The family of a Harrogate grandfather are hoping to raise £30,000 for life saving cancer treatment currently not availible in the UK.
Harrogate father of two and Grandfather Peter Williams, 58, was suffering from back pain before he was diagnosed with Chordoma, a very rare form of spine cancer just four weeks ago.
He was taken to Royal Orthopaedic Hospital in Birmingham where he was told that Proton therapy was his best hope of beating the disease.
Without proton therapy Mr Williams, an engineer at Mawsons Ltd at Thorpe Arch, will be left paralysed by the operation to remove the tumour, his family said.
His daughter Sarah Wright, 31, said: “He just thought he had a bad back, he went to a chiropractor, we thought it was just general back pain after years of hard work.
“We thought it might be a slipped disc but it turned out to be a tumour the size of a melon.”
Mr Williams lives with his wife Sheila, 54, a social carer on Crossways Drive in Harrogate, just a few minutes walk from Sarah and her two children Ashley-Paige, 6 and Joshua, 3.
“He is a very hands on granddad, he loves playing with them, running around after them, I can’t imagine him in a wheel chair, he will be devastated, he is a very proud man.”
She added that the family, including her brother James Wright, 23 are all still in shock over the news.
“It is very sudden, around 10 years ago he had skin cancer in his ear which was removed, we didn’t think we would go through it again.”
She added: “Him and my mum will celebrate their wedding anniversary next year and were planning a holiday to the Mauritius, they were making plans for the future and now this.

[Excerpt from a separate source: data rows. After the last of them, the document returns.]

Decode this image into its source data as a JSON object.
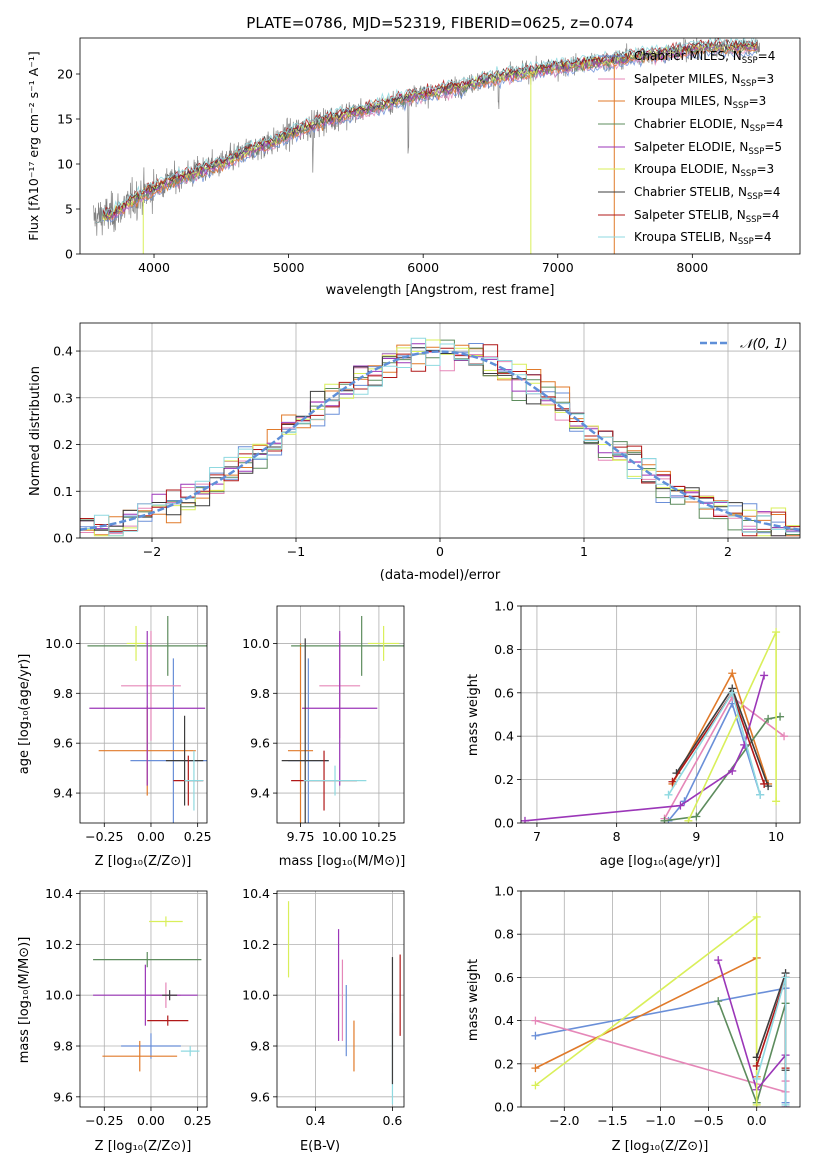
{
  "colors": {
    "chabrier_miles": "#6a8fd8",
    "salpeter_miles": "#e587b8",
    "kroupa_miles": "#e07a2a",
    "chabrier_elodie": "#5d8c5d",
    "salpeter_elodie": "#9b36b8",
    "kroupa_elodie": "#d9ef5a",
    "chabrier_stelib": "#3d3d3d",
    "salpeter_stelib": "#b01818",
    "kroupa_stelib": "#8fd9e0",
    "data": "#808080",
    "normal": "#5f8fd8"
  },
  "chart_data": [
    {
      "id": "spectrum",
      "type": "line",
      "title": "PLATE=0786, MJD=52319, FIBERID=0625, z=0.074",
      "xlabel": "wavelength [Angstrom, rest frame]",
      "ylabel": "Flux [fλ10⁻¹⁷ erg cm⁻² s⁻¹ A⁻¹]",
      "xlim": [
        3450,
        8800
      ],
      "ylim": [
        0,
        24
      ],
      "xticks": [
        "4000",
        "5000",
        "6000",
        "7000",
        "8000"
      ],
      "yticks": [
        "0",
        "5",
        "10",
        "15",
        "20"
      ],
      "legend_position": "right",
      "continuum": {
        "x": [
          3550,
          3700,
          3900,
          4100,
          4300,
          4500,
          4700,
          4900,
          5100,
          5300,
          5500,
          5700,
          5900,
          6100,
          6300,
          6500,
          6700,
          6900,
          7100,
          7300,
          7400,
          7600,
          7800,
          8000,
          8200,
          8400,
          8500
        ],
        "y": [
          4.0,
          4.5,
          6.5,
          8.0,
          9.0,
          10.0,
          11.5,
          12.5,
          14.0,
          15.0,
          15.8,
          16.5,
          17.5,
          18.0,
          18.7,
          19.5,
          20.0,
          20.5,
          21.0,
          21.3,
          21.5,
          22.0,
          22.3,
          22.8,
          23.0,
          23.0,
          23.1
        ]
      },
      "series": [
        {
          "name": "Chabrier MILES, N_SSP=4",
          "label_main": "Chabrier MILES, N",
          "label_sub": "SSP",
          "label_tail": "=4",
          "key": "chabrier_miles"
        },
        {
          "name": "Salpeter MILES, N_SSP=3",
          "label_main": "Salpeter MILES, N",
          "label_sub": "SSP",
          "label_tail": "=3",
          "key": "salpeter_miles"
        },
        {
          "name": "Kroupa MILES, N_SSP=3",
          "label_main": "Kroupa MILES, N",
          "label_sub": "SSP",
          "label_tail": "=3",
          "key": "kroupa_miles"
        },
        {
          "name": "Chabrier ELODIE, N_SSP=4",
          "label_main": "Chabrier ELODIE, N",
          "label_sub": "SSP",
          "label_tail": "=4",
          "key": "chabrier_elodie"
        },
        {
          "name": "Salpeter ELODIE, N_SSP=5",
          "label_main": "Salpeter ELODIE, N",
          "label_sub": "SSP",
          "label_tail": "=5",
          "key": "salpeter_elodie"
        },
        {
          "name": "Kroupa ELODIE, N_SSP=3",
          "label_main": "Kroupa ELODIE, N",
          "label_sub": "SSP",
          "label_tail": "=3",
          "key": "kroupa_elodie"
        },
        {
          "name": "Chabrier STELIB, N_SSP=4",
          "label_main": "Chabrier STELIB, N",
          "label_sub": "SSP",
          "label_tail": "=4",
          "key": "chabrier_stelib"
        },
        {
          "name": "Salpeter STELIB, N_SSP=4",
          "label_main": "Salpeter STELIB, N",
          "label_sub": "SSP",
          "label_tail": "=4",
          "key": "salpeter_stelib"
        },
        {
          "name": "Kroupa STELIB, N_SSP=4",
          "label_main": "Kroupa STELIB, N",
          "label_sub": "SSP",
          "label_tail": "=4",
          "key": "kroupa_stelib"
        }
      ]
    },
    {
      "id": "residuals",
      "type": "line",
      "xlabel": "(data-model)/error",
      "ylabel": "Normed distribution",
      "xlim": [
        -2.5,
        2.5
      ],
      "ylim": [
        0,
        0.46
      ],
      "xticks": [
        "−2",
        "−1",
        "0",
        "1",
        "2"
      ],
      "yticks": [
        "0.0",
        "0.1",
        "0.2",
        "0.3",
        "0.4"
      ],
      "legend_label": "𝒩(0, 1)",
      "legend_position": "top-right",
      "normal": {
        "mean": 0,
        "sigma": 1
      }
    },
    {
      "id": "age_vs_Z",
      "type": "scatter",
      "xlabel": "Z [log₁₀(Z/Z⊙)]",
      "ylabel": "age  [log₁₀(age/yr)]",
      "xlim": [
        -0.38,
        0.3
      ],
      "ylim": [
        9.28,
        10.15
      ],
      "xticks": [
        "−0.25",
        "0.00",
        "0.25"
      ],
      "yticks": [
        "9.4",
        "9.6",
        "9.8",
        "10.0"
      ],
      "points": [
        {
          "key": "chabrier_miles",
          "x": 0.12,
          "y": 9.53,
          "xerr": 0.23,
          "yerr": 0.41
        },
        {
          "key": "salpeter_miles",
          "x": 0.0,
          "y": 9.83,
          "xerr": 0.16,
          "yerr": 0.22
        },
        {
          "key": "kroupa_miles",
          "x": -0.02,
          "y": 9.57,
          "xerr": 0.26,
          "yerr": 0.18
        },
        {
          "key": "chabrier_elodie",
          "x": 0.09,
          "y": 9.99,
          "xerr": 0.43,
          "yerr": 0.12
        },
        {
          "key": "salpeter_elodie",
          "x": -0.02,
          "y": 9.74,
          "xerr": 0.31,
          "yerr": 0.31
        },
        {
          "key": "kroupa_elodie",
          "x": -0.08,
          "y": 10.0,
          "xerr": 0.05,
          "yerr": 0.07
        },
        {
          "key": "chabrier_stelib",
          "x": 0.18,
          "y": 9.53,
          "xerr": 0.1,
          "yerr": 0.18
        },
        {
          "key": "salpeter_stelib",
          "x": 0.2,
          "y": 9.45,
          "xerr": 0.08,
          "yerr": 0.1
        },
        {
          "key": "kroupa_stelib",
          "x": 0.23,
          "y": 9.45,
          "xerr": 0.05,
          "yerr": 0.12
        }
      ]
    },
    {
      "id": "age_vs_mass",
      "type": "scatter",
      "xlabel": "mass [log₁₀(M/M⊙)]",
      "ylabel": "",
      "xlim": [
        9.6,
        10.41
      ],
      "ylim": [
        9.28,
        10.15
      ],
      "xticks": [
        "9.75",
        "10.00",
        "10.25"
      ],
      "yticks": [
        "9.4",
        "9.6",
        "9.8",
        "10.0"
      ],
      "points": [
        {
          "key": "chabrier_miles",
          "x": 9.8,
          "y": 9.53,
          "xerr": 0.13,
          "yerr": 0.41
        },
        {
          "key": "salpeter_miles",
          "x": 10.0,
          "y": 9.83,
          "xerr": 0.13,
          "yerr": 0.21
        },
        {
          "key": "kroupa_miles",
          "x": 9.75,
          "y": 9.57,
          "xerr": 0.08,
          "yerr": 0.43
        },
        {
          "key": "chabrier_elodie",
          "x": 10.14,
          "y": 9.99,
          "xerr": 0.45,
          "yerr": 0.12
        },
        {
          "key": "salpeter_elodie",
          "x": 10.0,
          "y": 9.74,
          "xerr": 0.24,
          "yerr": 0.31
        },
        {
          "key": "kroupa_elodie",
          "x": 10.28,
          "y": 10.0,
          "xerr": 0.1,
          "yerr": 0.07
        },
        {
          "key": "chabrier_stelib",
          "x": 9.78,
          "y": 9.53,
          "xerr": 0.15,
          "yerr": 0.49
        },
        {
          "key": "salpeter_stelib",
          "x": 9.9,
          "y": 9.45,
          "xerr": 0.21,
          "yerr": 0.12
        },
        {
          "key": "kroupa_stelib",
          "x": 9.97,
          "y": 9.45,
          "xerr": 0.2,
          "yerr": 0.06
        }
      ]
    },
    {
      "id": "weight_vs_age",
      "type": "line",
      "xlabel": "age  [log₁₀(age/yr)]",
      "ylabel": "mass weight",
      "xlim": [
        6.8,
        10.3
      ],
      "ylim": [
        0,
        1.0
      ],
      "xticks": [
        "7",
        "8",
        "9",
        "10"
      ],
      "yticks": [
        "0.0",
        "0.2",
        "0.4",
        "0.6",
        "0.8",
        "1.0"
      ],
      "series": [
        {
          "key": "chabrier_miles",
          "x": [
            8.65,
            8.85,
            9.45,
            9.8
          ],
          "y": [
            0.01,
            0.1,
            0.55,
            0.13
          ]
        },
        {
          "key": "salpeter_miles",
          "x": [
            8.6,
            9.45,
            10.1
          ],
          "y": [
            0.02,
            0.58,
            0.4
          ]
        },
        {
          "key": "kroupa_miles",
          "x": [
            8.7,
            9.45,
            9.9
          ],
          "y": [
            0.18,
            0.69,
            0.18
          ]
        },
        {
          "key": "chabrier_elodie",
          "x": [
            8.6,
            9.0,
            9.9,
            10.05
          ],
          "y": [
            0.01,
            0.03,
            0.48,
            0.49
          ]
        },
        {
          "key": "salpeter_elodie",
          "x": [
            6.85,
            8.8,
            9.45,
            9.6,
            9.85
          ],
          "y": [
            0.01,
            0.08,
            0.24,
            0.36,
            0.68
          ]
        },
        {
          "key": "kroupa_elodie",
          "x": [
            8.9,
            10.0,
            10.0
          ],
          "y": [
            0.01,
            0.88,
            0.1
          ]
        },
        {
          "key": "chabrier_stelib",
          "x": [
            8.75,
            9.45,
            9.9
          ],
          "y": [
            0.23,
            0.62,
            0.17
          ]
        },
        {
          "key": "salpeter_stelib",
          "x": [
            8.7,
            9.45,
            9.85
          ],
          "y": [
            0.19,
            0.6,
            0.18
          ]
        },
        {
          "key": "kroupa_stelib",
          "x": [
            8.65,
            9.45,
            9.8
          ],
          "y": [
            0.13,
            0.6,
            0.13
          ]
        }
      ]
    },
    {
      "id": "mass_vs_Z",
      "type": "scatter",
      "xlabel": "Z [log₁₀(Z/Z⊙)]",
      "ylabel": "mass [log₁₀(M/M⊙)]",
      "xlim": [
        -0.38,
        0.3
      ],
      "ylim": [
        9.56,
        10.41
      ],
      "xticks": [
        "−0.25",
        "0.00",
        "0.25"
      ],
      "yticks": [
        "9.6",
        "9.8",
        "10.0",
        "10.2",
        "10.4"
      ],
      "points": [
        {
          "key": "chabrier_miles",
          "x": 0.0,
          "y": 9.8,
          "xerr": 0.16,
          "yerr": 0.05
        },
        {
          "key": "salpeter_miles",
          "x": 0.08,
          "y": 10.0,
          "xerr": 0.08,
          "yerr": 0.05
        },
        {
          "key": "kroupa_miles",
          "x": -0.06,
          "y": 9.76,
          "xerr": 0.2,
          "yerr": 0.06
        },
        {
          "key": "chabrier_elodie",
          "x": -0.02,
          "y": 10.14,
          "xerr": 0.29,
          "yerr": 0.03
        },
        {
          "key": "salpeter_elodie",
          "x": -0.03,
          "y": 10.0,
          "xerr": 0.28,
          "yerr": 0.12
        },
        {
          "key": "kroupa_elodie",
          "x": 0.08,
          "y": 10.29,
          "xerr": 0.09,
          "yerr": 0.02
        },
        {
          "key": "chabrier_stelib",
          "x": 0.1,
          "y": 10.0,
          "xerr": 0.04,
          "yerr": 0.02
        },
        {
          "key": "salpeter_stelib",
          "x": 0.09,
          "y": 9.9,
          "xerr": 0.11,
          "yerr": 0.02
        },
        {
          "key": "kroupa_stelib",
          "x": 0.21,
          "y": 9.78,
          "xerr": 0.05,
          "yerr": 0.02
        }
      ]
    },
    {
      "id": "mass_vs_ebv",
      "type": "scatter",
      "xlabel": "E(B-V)",
      "ylabel": "",
      "xlim": [
        0.3,
        0.63
      ],
      "ylim": [
        9.56,
        10.41
      ],
      "xticks": [
        "0.4",
        "0.6"
      ],
      "yticks": [
        "9.6",
        "9.8",
        "10.0",
        "10.2",
        "10.4"
      ],
      "points": [
        {
          "key": "kroupa_elodie",
          "x": 0.33,
          "y": 10.22,
          "yerr": 0.15
        },
        {
          "key": "salpeter_elodie",
          "x": 0.46,
          "y": 10.04,
          "yerr": 0.22
        },
        {
          "key": "salpeter_miles",
          "x": 0.47,
          "y": 9.98,
          "yerr": 0.16
        },
        {
          "key": "chabrier_miles",
          "x": 0.48,
          "y": 9.9,
          "yerr": 0.14
        },
        {
          "key": "kroupa_miles",
          "x": 0.5,
          "y": 9.8,
          "yerr": 0.1
        },
        {
          "key": "kroupa_stelib",
          "x": 0.6,
          "y": 9.75,
          "yerr": 0.18
        },
        {
          "key": "chabrier_stelib",
          "x": 0.6,
          "y": 9.9,
          "yerr": 0.25
        },
        {
          "key": "salpeter_stelib",
          "x": 0.62,
          "y": 10.0,
          "yerr": 0.16
        }
      ]
    },
    {
      "id": "weight_vs_Z",
      "type": "line",
      "xlabel": "Z [log₁₀(Z/Z⊙)]",
      "ylabel": "mass weight",
      "xlim": [
        -2.45,
        0.45
      ],
      "ylim": [
        0,
        1.0
      ],
      "xticks": [
        "−2.0",
        "−1.5",
        "−1.0",
        "−0.5",
        "0.0"
      ],
      "yticks": [
        "0.0",
        "0.2",
        "0.4",
        "0.6",
        "0.8",
        "1.0"
      ],
      "series": [
        {
          "key": "chabrier_miles",
          "x": [
            -2.3,
            0.3,
            0.3
          ],
          "y": [
            0.33,
            0.55,
            0.02
          ]
        },
        {
          "key": "salpeter_miles",
          "x": [
            -2.3,
            0.3,
            0.3
          ],
          "y": [
            0.4,
            0.07,
            0.12
          ]
        },
        {
          "key": "kroupa_miles",
          "x": [
            -2.3,
            0.0,
            0.0
          ],
          "y": [
            0.18,
            0.69,
            0.14
          ]
        },
        {
          "key": "chabrier_elodie",
          "x": [
            -0.4,
            0.0,
            0.3
          ],
          "y": [
            0.49,
            0.02,
            0.48
          ]
        },
        {
          "key": "salpeter_elodie",
          "x": [
            -0.4,
            0.0,
            0.3,
            0.3
          ],
          "y": [
            0.68,
            0.08,
            0.24,
            0.0
          ]
        },
        {
          "key": "kroupa_elodie",
          "x": [
            -2.3,
            0.0,
            0.0
          ],
          "y": [
            0.1,
            0.88,
            0.01
          ]
        },
        {
          "key": "chabrier_stelib",
          "x": [
            0.0,
            0.3,
            0.3
          ],
          "y": [
            0.23,
            0.62,
            0.17
          ]
        },
        {
          "key": "salpeter_stelib",
          "x": [
            0.0,
            0.3,
            0.3
          ],
          "y": [
            0.19,
            0.6,
            0.18
          ]
        },
        {
          "key": "kroupa_stelib",
          "x": [
            0.0,
            0.3,
            0.3
          ],
          "y": [
            0.13,
            0.6,
            0.01
          ]
        }
      ]
    }
  ]
}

“We all just want him to get the treatment he needs, I want him to be able to walk me down the aisle one day.”
Proton beam therapy is a type of radiotherapy which causes less damage to surrounding tissue than traditional radiotherapy. It is most often used in children with brain tumours as their brains are still developing, but can be used to treat adults where cancer has developed in a part of the body where damage could cause serious complications.
Last year Brett and Naghmeh King were jailed after they took their son Ashya from hospital to the Czech Republic for proton treatment. The pair were later released without charge and the five-year-old was given the all clear earlier this year.
A spokesperson from the Royal Orthopaedic Hospital in Birmingham said: “It would be inappropriate for us to comment on the clinical details of an individual. However, we can confirm that Chordoma, which is a very rare form of spinal cancer, can sometimes be effectively treated by very high dose radiotherapy known as proton radiotherapy.
“This has only recently been established by international consensus. Currently, this treatment is not available in the UK, but NHS England can refer patients in need to a location in the USA for treatment once their situation has been properly assessed.
“Presently, around 60 patients a year are funded to receive this treatment overseas each year. If an NHS consultant believes a patient needs this treatment, the case is sent to a special panel at NHS England for consideration and decision.”